Blog

All Is Not Calm

A couple of years ago, at a job far, far away, someone remarked that they were in awe that I could remain so steadily calm in the face of what was a customary avalanche of insanity all around us. For the most part, that’s true. It takes a lot – A LOT – to truly rile me up. Especially regarding anything that has to do with a job. I just had this ability to let everything slide off of me, to not take anything very personally, to differentiate my employment from my real life. To this day, it’s one of the secrets of how I find fulfillment, and a certain joy, in an office job. My real world exists here – in writing, in creating, in finding beauty and expressing myself. I live my real life in trips to Boston, in visits to botanical gardens, in books and music and theater, in trying out new restaurants, in finding new fragrances, in attending new art exhibits, in exploring cities and places I’ve never been. Because of that, I’m able to take the rest of daily life with a grain of salt, and that enables me to find a sense of peace and calm no matter how many crises arise on any given work day.

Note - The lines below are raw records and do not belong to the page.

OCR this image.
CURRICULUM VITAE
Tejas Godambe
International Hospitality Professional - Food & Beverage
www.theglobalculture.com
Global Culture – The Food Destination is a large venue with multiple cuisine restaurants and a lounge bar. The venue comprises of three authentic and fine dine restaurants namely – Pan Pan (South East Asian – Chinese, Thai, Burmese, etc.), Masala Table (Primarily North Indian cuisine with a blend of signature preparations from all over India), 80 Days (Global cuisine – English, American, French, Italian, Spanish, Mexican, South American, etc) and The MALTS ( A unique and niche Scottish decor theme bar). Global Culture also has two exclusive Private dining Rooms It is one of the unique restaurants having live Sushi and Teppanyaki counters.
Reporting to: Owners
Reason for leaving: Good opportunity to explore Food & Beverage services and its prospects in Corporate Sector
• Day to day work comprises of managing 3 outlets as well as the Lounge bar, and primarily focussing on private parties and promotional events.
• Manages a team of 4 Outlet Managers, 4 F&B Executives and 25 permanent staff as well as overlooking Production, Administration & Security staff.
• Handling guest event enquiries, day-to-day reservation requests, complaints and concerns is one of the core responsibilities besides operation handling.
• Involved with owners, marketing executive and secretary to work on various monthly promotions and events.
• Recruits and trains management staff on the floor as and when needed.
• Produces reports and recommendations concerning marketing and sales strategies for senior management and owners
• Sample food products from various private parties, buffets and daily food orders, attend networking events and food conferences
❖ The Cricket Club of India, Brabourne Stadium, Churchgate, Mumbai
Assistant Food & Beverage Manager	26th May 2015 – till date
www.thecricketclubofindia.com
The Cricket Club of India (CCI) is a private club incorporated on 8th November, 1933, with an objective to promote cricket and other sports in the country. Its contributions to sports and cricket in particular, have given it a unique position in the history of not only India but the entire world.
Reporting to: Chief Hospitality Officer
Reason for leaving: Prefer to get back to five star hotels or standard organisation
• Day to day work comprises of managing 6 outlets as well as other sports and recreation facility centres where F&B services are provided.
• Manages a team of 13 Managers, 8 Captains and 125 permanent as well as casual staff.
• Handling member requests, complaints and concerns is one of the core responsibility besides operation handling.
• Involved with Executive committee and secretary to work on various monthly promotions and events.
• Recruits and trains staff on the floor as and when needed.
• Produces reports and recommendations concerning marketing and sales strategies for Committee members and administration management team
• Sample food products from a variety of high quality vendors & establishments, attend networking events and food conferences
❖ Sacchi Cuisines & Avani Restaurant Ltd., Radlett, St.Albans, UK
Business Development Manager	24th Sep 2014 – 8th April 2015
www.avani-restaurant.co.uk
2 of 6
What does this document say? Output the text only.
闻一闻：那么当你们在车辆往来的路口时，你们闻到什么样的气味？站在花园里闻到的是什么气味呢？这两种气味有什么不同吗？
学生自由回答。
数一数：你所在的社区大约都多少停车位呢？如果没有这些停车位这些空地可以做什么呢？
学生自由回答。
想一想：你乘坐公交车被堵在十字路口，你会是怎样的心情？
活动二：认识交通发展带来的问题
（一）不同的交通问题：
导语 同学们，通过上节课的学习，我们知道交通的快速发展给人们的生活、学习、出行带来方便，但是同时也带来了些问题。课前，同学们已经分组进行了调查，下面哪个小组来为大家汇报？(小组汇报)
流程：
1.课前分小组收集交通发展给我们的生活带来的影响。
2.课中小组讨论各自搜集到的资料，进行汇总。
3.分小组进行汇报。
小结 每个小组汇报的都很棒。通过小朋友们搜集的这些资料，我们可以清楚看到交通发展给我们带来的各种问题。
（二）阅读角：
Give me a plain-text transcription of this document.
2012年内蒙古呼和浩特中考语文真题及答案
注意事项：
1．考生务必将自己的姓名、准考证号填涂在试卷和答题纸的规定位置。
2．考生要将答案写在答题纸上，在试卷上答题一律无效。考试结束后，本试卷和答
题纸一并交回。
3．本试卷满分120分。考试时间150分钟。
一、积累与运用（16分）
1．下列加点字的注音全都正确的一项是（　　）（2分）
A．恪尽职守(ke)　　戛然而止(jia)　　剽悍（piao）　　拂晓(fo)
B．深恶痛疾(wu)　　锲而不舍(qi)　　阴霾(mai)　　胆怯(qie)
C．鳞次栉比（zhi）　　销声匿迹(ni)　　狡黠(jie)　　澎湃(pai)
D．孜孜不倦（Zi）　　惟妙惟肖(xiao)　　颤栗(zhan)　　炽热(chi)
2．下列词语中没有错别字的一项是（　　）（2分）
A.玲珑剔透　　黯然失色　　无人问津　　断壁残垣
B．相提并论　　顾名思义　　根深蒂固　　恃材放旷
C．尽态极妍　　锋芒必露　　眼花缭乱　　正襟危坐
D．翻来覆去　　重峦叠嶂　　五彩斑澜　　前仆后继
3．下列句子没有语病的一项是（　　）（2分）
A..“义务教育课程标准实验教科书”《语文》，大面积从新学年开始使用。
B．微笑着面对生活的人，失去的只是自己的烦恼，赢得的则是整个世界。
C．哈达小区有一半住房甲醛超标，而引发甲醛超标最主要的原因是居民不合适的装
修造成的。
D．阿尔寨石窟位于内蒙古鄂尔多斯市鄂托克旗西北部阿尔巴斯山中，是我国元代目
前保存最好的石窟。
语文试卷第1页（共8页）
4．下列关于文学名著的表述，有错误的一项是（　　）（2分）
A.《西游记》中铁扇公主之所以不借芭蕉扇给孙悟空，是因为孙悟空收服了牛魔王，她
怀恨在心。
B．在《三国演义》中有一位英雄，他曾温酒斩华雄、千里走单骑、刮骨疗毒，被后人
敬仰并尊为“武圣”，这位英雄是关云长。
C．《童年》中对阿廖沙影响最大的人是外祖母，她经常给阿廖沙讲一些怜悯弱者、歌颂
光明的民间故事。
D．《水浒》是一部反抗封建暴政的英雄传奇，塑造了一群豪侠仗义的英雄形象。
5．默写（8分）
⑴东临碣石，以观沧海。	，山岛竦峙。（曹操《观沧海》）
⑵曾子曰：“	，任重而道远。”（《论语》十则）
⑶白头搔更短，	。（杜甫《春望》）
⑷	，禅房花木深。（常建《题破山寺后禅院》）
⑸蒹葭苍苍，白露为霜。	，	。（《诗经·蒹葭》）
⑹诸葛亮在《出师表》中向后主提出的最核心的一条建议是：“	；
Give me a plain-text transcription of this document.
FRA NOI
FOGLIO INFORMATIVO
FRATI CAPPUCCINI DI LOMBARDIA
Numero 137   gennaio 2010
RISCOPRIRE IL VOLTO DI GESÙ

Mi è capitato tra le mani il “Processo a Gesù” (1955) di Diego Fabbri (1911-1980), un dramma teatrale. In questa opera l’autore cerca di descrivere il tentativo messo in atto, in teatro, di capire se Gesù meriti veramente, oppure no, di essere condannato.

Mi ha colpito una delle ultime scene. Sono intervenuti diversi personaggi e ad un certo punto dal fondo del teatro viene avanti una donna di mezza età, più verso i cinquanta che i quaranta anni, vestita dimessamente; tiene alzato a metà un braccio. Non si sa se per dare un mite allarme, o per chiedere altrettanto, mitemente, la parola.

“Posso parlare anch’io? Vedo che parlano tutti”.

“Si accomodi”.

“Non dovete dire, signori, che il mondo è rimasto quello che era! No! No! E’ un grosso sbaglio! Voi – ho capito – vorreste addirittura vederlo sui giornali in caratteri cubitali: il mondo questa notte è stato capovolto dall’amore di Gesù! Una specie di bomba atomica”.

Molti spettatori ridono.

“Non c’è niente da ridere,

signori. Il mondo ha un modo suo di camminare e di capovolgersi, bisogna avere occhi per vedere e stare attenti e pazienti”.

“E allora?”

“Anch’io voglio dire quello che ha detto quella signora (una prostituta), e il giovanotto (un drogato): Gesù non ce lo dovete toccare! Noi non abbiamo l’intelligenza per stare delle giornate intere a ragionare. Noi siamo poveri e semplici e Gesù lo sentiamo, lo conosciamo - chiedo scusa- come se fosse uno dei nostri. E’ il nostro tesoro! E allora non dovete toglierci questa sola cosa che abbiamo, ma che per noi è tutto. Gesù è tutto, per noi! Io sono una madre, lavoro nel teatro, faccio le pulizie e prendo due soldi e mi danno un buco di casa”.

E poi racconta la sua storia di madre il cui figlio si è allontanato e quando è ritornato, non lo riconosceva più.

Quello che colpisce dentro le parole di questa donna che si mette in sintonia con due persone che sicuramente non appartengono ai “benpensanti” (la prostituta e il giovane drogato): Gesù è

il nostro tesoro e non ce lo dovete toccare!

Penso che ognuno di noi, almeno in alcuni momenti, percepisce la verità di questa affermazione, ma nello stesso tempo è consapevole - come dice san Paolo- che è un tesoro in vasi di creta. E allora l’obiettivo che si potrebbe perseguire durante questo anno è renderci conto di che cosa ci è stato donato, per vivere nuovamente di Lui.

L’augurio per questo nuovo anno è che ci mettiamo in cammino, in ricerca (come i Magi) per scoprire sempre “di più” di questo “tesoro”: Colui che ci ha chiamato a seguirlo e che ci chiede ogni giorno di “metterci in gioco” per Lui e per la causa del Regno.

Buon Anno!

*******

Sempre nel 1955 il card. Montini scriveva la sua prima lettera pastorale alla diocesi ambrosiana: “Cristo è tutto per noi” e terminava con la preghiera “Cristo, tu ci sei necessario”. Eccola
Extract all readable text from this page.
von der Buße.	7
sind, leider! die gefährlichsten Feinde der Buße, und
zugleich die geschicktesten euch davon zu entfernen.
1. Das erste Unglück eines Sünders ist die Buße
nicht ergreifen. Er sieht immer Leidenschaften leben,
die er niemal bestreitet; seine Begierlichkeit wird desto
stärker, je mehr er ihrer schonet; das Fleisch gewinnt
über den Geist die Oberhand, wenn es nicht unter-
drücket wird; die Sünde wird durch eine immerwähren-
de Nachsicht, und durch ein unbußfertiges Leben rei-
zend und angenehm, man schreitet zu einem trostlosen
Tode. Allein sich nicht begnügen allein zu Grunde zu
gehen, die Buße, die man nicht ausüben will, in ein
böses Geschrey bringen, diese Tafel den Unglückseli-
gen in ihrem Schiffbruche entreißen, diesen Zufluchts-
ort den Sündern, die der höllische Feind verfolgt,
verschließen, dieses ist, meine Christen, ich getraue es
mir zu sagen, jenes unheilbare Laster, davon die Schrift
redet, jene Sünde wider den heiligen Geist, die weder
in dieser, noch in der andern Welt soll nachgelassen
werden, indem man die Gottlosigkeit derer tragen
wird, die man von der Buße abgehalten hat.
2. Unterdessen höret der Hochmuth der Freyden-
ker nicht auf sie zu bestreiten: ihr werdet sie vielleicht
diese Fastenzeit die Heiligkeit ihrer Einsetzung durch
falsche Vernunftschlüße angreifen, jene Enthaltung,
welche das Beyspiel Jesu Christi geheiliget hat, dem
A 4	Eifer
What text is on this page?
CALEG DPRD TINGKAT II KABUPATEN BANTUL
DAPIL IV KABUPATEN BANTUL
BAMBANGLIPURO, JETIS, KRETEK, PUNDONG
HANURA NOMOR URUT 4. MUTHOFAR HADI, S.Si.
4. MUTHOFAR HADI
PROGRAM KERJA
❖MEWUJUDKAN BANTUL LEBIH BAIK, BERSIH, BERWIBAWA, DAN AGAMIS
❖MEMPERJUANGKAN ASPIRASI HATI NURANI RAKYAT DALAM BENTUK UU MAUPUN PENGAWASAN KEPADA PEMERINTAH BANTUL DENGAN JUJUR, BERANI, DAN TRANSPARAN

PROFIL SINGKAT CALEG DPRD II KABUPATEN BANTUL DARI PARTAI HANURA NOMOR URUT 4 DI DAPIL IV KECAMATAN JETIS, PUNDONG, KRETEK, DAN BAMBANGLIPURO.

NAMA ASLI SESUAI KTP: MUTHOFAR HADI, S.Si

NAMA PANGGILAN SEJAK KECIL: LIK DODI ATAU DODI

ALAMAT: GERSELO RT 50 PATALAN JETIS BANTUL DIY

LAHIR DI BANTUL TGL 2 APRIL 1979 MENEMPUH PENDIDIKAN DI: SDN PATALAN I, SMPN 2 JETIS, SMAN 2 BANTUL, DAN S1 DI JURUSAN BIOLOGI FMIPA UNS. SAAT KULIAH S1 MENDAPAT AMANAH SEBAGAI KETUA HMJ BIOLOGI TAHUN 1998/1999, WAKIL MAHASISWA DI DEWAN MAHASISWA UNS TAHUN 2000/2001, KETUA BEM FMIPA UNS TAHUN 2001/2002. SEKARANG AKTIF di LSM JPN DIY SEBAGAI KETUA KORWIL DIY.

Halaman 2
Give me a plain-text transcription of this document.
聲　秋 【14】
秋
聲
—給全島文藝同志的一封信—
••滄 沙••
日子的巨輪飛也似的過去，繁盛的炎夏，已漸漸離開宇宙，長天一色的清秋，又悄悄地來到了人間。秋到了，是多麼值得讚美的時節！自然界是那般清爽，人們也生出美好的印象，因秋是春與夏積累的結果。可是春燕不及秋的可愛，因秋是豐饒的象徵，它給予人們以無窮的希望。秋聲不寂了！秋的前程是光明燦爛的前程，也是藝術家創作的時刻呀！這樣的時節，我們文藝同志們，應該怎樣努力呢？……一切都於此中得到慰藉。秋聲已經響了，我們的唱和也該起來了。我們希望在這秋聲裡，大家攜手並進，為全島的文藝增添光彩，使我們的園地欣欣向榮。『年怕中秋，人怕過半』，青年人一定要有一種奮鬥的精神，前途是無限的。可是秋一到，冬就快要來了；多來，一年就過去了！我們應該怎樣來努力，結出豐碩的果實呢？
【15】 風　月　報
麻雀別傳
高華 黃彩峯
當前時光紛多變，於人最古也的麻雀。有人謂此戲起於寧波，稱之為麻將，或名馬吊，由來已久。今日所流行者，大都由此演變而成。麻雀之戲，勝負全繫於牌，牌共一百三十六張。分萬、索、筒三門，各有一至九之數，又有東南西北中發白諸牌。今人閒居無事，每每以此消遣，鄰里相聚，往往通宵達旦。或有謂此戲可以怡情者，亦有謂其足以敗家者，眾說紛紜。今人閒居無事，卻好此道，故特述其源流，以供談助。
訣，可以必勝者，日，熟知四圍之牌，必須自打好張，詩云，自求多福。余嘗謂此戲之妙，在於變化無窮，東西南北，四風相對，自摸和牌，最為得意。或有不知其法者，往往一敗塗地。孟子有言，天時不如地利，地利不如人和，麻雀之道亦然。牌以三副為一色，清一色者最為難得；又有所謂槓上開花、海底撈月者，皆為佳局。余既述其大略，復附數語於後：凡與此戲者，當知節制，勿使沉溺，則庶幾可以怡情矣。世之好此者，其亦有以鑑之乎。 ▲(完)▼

Having said that, my calm does not always belie a tranquil heart. My calm is not often a relaxed or easy calm. It doesn’t always come from within. Sometimes, on difficult days, my calm is coiled and tightly wound. It is a calm imposed from my outer countenance, held together by the threads of Brooks Brothers, the silk of Dior, or the plaid of Burberry. On those days, it is a calm that contains the chaos of a widely beating heart, a calm that carries within its careful construct the terror and rage of betrayals past and present. My calm then is a very dangerous thing.

On the night that I write this, I’m somewhere between the two, the space where most of us reside, I imagine. I’m a little tired. My heart is slightly weary. Emboldened by fall and fatigued by it at the same time. Part of me wants to cry, and I’m not sure if it’s out of happiness or sadness, or simple relief. That we are still here. That most of us are still intact. That I am still writing this, and that someone, somewhere, might be reading it.